School of Pharmacy, College of Pharmacy, China Medical University, Taichung, Taiwan; Department of Pharmacy, China Medical University Hospital, Taichung, Taiwan.
School of Pharmacy, College of Pharmacy, China Medical University, Taichung, Taiwan.
Eur J Med Chem. 2020 Sep 1;201:112422. doi: 10.1016/j.ejmech.2020.112422. Epub 2020 Jun 6.

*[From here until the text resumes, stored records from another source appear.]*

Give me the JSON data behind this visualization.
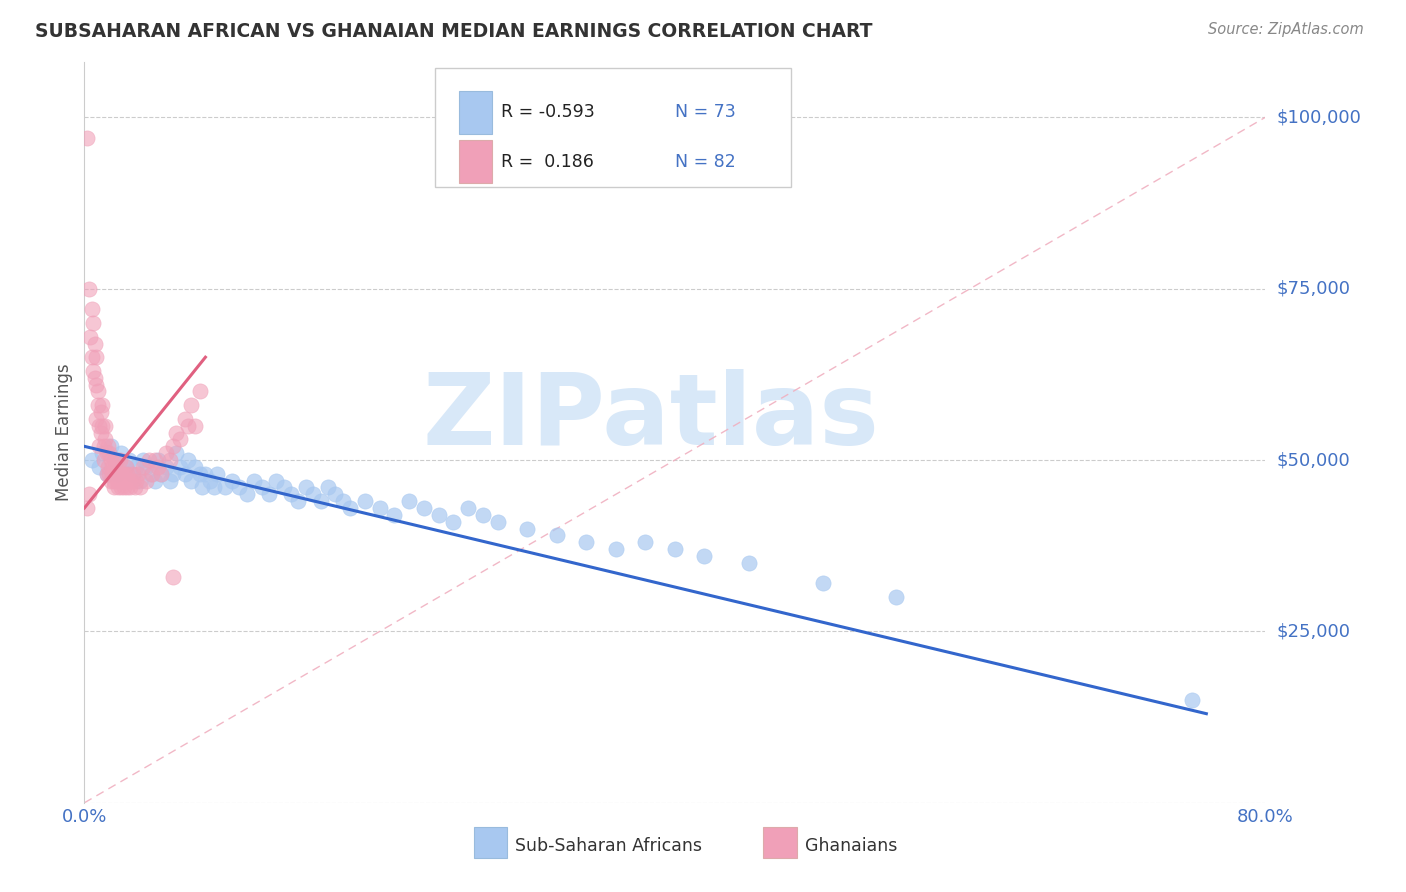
{
  "title": "SUBSAHARAN AFRICAN VS GHANAIAN MEDIAN EARNINGS CORRELATION CHART",
  "source": "Source: ZipAtlas.com",
  "ylabel": "Median Earnings",
  "color_blue": "#A8C8F0",
  "color_pink": "#F0A0B8",
  "color_blue_line": "#3366CC",
  "color_pink_line": "#E06080",
  "color_ref_line": "#E0A0B0",
  "color_axis_labels": "#4472C4",
  "watermark_color": "#D8E8F8",
  "background_color": "#FFFFFF",
  "blue_scatter_x": [
    0.005,
    0.01,
    0.012,
    0.015,
    0.018,
    0.02,
    0.022,
    0.025,
    0.028,
    0.03,
    0.032,
    0.035,
    0.038,
    0.04,
    0.042,
    0.045,
    0.048,
    0.05,
    0.052,
    0.055,
    0.058,
    0.06,
    0.062,
    0.065,
    0.068,
    0.07,
    0.072,
    0.075,
    0.078,
    0.08,
    0.082,
    0.085,
    0.088,
    0.09,
    0.095,
    0.1,
    0.105,
    0.11,
    0.115,
    0.12,
    0.125,
    0.13,
    0.135,
    0.14,
    0.145,
    0.15,
    0.155,
    0.16,
    0.165,
    0.17,
    0.175,
    0.18,
    0.19,
    0.2,
    0.21,
    0.22,
    0.23,
    0.24,
    0.25,
    0.26,
    0.27,
    0.28,
    0.3,
    0.32,
    0.34,
    0.36,
    0.38,
    0.4,
    0.42,
    0.45,
    0.5,
    0.55,
    0.75
  ],
  "blue_scatter_y": [
    50000,
    49000,
    51000,
    48000,
    52000,
    50000,
    48000,
    51000,
    49000,
    50000,
    48000,
    49000,
    47000,
    50000,
    49000,
    48000,
    47000,
    50000,
    48000,
    49000,
    47000,
    48000,
    51000,
    49000,
    48000,
    50000,
    47000,
    49000,
    48000,
    46000,
    48000,
    47000,
    46000,
    48000,
    46000,
    47000,
    46000,
    45000,
    47000,
    46000,
    45000,
    47000,
    46000,
    45000,
    44000,
    46000,
    45000,
    44000,
    46000,
    45000,
    44000,
    43000,
    44000,
    43000,
    42000,
    44000,
    43000,
    42000,
    41000,
    43000,
    42000,
    41000,
    40000,
    39000,
    38000,
    37000,
    38000,
    37000,
    36000,
    35000,
    32000,
    30000,
    15000
  ],
  "pink_scatter_x": [
    0.002,
    0.003,
    0.004,
    0.005,
    0.005,
    0.006,
    0.006,
    0.007,
    0.007,
    0.008,
    0.008,
    0.009,
    0.009,
    0.01,
    0.01,
    0.011,
    0.011,
    0.012,
    0.012,
    0.013,
    0.013,
    0.014,
    0.014,
    0.015,
    0.015,
    0.016,
    0.016,
    0.017,
    0.017,
    0.018,
    0.018,
    0.019,
    0.019,
    0.02,
    0.02,
    0.021,
    0.021,
    0.022,
    0.022,
    0.023,
    0.023,
    0.024,
    0.024,
    0.025,
    0.025,
    0.026,
    0.026,
    0.027,
    0.027,
    0.028,
    0.028,
    0.029,
    0.029,
    0.03,
    0.031,
    0.032,
    0.033,
    0.034,
    0.035,
    0.036,
    0.038,
    0.04,
    0.042,
    0.044,
    0.046,
    0.048,
    0.05,
    0.052,
    0.055,
    0.058,
    0.06,
    0.062,
    0.065,
    0.068,
    0.07,
    0.072,
    0.075,
    0.078,
    0.002,
    0.003,
    0.06,
    0.008
  ],
  "pink_scatter_y": [
    97000,
    75000,
    68000,
    72000,
    65000,
    63000,
    70000,
    62000,
    67000,
    56000,
    61000,
    58000,
    60000,
    55000,
    52000,
    54000,
    57000,
    55000,
    58000,
    52000,
    50000,
    55000,
    53000,
    51000,
    48000,
    52000,
    49000,
    51000,
    48000,
    50000,
    47000,
    49000,
    48000,
    47000,
    46000,
    48000,
    49000,
    50000,
    47000,
    48000,
    46000,
    48000,
    50000,
    48000,
    46000,
    48000,
    47000,
    46000,
    48000,
    47000,
    49000,
    46000,
    48000,
    47000,
    46000,
    47000,
    48000,
    46000,
    47000,
    48000,
    46000,
    49000,
    47000,
    50000,
    48000,
    50000,
    49000,
    48000,
    51000,
    50000,
    52000,
    54000,
    53000,
    56000,
    55000,
    58000,
    55000,
    60000,
    43000,
    45000,
    33000,
    65000
  ]
}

P-Glycoprotein (P-gp) overexpression is a major mechanism by which cancer cells acquire the multidrug resistance (MDR) phenotype, and is associated with poor clinical outcome in patients. In an effort to develop MDR-reversal agents, we synthesized and evaluated a series of thiophenylbenzofuran derivatives (4-31) as P-gp inhibitors, among which compounds 4, 10, and 14 represented the optimal agent in reversing the MDR phenotype. These P-gp inhibitors were dramatically effective than verapamil in sensitizing the human ABCB1-overexpressing ABCB1/Flp-In™-293 cells and MDR KBvin cells to a series of chemotherapeutic agents, including vincristine and paclitaxel, as manifested by multi-fold decreases in the respective IC values to therapeutically attainable levels.

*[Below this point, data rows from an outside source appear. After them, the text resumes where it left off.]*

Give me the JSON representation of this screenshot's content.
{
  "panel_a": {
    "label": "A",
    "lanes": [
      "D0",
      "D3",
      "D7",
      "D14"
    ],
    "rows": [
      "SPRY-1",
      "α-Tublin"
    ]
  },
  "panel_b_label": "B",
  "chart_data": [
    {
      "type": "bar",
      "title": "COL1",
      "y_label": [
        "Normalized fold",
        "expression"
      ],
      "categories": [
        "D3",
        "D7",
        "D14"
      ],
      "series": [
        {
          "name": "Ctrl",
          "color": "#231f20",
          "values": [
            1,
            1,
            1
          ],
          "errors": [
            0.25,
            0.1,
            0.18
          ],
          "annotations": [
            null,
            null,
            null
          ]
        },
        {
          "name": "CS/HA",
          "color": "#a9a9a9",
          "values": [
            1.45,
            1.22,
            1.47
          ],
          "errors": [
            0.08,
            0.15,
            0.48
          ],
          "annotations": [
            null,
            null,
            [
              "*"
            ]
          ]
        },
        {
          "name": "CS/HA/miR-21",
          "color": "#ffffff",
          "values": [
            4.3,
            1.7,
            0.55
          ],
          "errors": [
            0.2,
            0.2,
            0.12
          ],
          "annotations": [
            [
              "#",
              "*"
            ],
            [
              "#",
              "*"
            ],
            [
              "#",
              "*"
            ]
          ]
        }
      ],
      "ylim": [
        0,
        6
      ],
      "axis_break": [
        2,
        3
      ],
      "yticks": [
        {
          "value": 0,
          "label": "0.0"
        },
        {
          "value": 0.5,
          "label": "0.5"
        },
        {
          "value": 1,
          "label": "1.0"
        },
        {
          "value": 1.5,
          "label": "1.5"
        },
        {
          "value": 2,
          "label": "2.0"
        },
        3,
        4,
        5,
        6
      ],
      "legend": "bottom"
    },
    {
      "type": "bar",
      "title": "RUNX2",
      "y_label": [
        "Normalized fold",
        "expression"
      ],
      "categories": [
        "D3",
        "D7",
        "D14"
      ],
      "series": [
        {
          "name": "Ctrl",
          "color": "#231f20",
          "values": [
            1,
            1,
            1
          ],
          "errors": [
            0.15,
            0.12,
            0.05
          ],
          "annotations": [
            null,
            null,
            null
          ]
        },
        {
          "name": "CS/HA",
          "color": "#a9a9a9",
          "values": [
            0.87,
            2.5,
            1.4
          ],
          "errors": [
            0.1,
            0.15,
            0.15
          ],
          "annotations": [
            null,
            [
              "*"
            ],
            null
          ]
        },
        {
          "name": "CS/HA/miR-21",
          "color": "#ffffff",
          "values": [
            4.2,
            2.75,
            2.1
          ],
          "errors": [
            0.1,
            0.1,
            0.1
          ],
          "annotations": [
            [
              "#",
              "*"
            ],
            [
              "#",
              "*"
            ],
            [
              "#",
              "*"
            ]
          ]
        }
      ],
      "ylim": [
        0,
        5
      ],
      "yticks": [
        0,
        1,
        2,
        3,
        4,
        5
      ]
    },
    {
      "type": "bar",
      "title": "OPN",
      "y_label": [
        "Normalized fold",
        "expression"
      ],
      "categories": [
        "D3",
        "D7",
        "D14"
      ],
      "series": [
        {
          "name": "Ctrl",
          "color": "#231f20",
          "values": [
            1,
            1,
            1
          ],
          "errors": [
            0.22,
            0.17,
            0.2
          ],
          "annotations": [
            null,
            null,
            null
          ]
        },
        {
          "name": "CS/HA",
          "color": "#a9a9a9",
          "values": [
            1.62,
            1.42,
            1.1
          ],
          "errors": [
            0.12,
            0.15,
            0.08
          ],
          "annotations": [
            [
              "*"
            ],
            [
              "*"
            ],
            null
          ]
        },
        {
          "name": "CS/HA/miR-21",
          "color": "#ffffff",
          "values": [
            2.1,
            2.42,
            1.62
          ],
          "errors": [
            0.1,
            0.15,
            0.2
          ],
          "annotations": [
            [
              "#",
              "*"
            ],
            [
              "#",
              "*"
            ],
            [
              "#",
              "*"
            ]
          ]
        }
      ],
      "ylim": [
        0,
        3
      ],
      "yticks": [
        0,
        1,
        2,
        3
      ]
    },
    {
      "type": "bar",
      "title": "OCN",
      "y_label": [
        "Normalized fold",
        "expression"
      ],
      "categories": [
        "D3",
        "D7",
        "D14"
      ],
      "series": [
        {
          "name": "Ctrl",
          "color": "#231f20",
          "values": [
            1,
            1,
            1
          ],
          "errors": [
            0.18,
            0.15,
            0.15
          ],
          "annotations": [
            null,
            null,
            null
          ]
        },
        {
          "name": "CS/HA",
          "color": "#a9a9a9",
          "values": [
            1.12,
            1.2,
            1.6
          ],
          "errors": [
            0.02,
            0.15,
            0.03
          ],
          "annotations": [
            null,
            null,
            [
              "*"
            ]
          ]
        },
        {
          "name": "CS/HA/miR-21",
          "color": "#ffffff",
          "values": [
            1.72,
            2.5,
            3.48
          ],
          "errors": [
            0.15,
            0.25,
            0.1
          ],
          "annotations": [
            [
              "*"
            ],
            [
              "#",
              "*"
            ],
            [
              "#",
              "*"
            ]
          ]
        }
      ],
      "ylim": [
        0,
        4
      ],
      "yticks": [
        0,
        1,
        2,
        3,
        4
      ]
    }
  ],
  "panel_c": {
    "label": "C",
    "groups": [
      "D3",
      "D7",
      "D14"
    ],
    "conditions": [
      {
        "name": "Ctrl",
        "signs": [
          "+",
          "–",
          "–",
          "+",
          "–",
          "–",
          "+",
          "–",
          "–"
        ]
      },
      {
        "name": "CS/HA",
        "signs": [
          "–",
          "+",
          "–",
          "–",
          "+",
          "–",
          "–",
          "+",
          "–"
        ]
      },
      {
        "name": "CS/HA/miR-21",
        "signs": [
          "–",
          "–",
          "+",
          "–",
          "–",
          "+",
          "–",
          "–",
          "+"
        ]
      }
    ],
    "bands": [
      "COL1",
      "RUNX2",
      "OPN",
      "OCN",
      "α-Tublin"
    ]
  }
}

P-糖蛋白(P-gp)过表达是癌细胞获得多药耐药(MDR)表型的主要机制,与患者的临床预后不良相关。为了开发 MDR 逆转剂,我们合成并评估了一系列噻吩苯并呋喃衍生物(4-31)作为 P-gp 抑制剂,其中化合物 4、10 和 14 代表逆转 MDR 表型的最佳试剂。这些 P-gp 抑制剂在敏化人 ABCB1 过表达的 ABCB1/Flp-In™-293 细胞和 MDR KBvin 细胞方面比维拉帕米更为有效,对一系列化疗药物(包括长春新碱和紫杉醇)的敏感性增加了数倍,表现在各自的 IC 值降低到可治疗水平。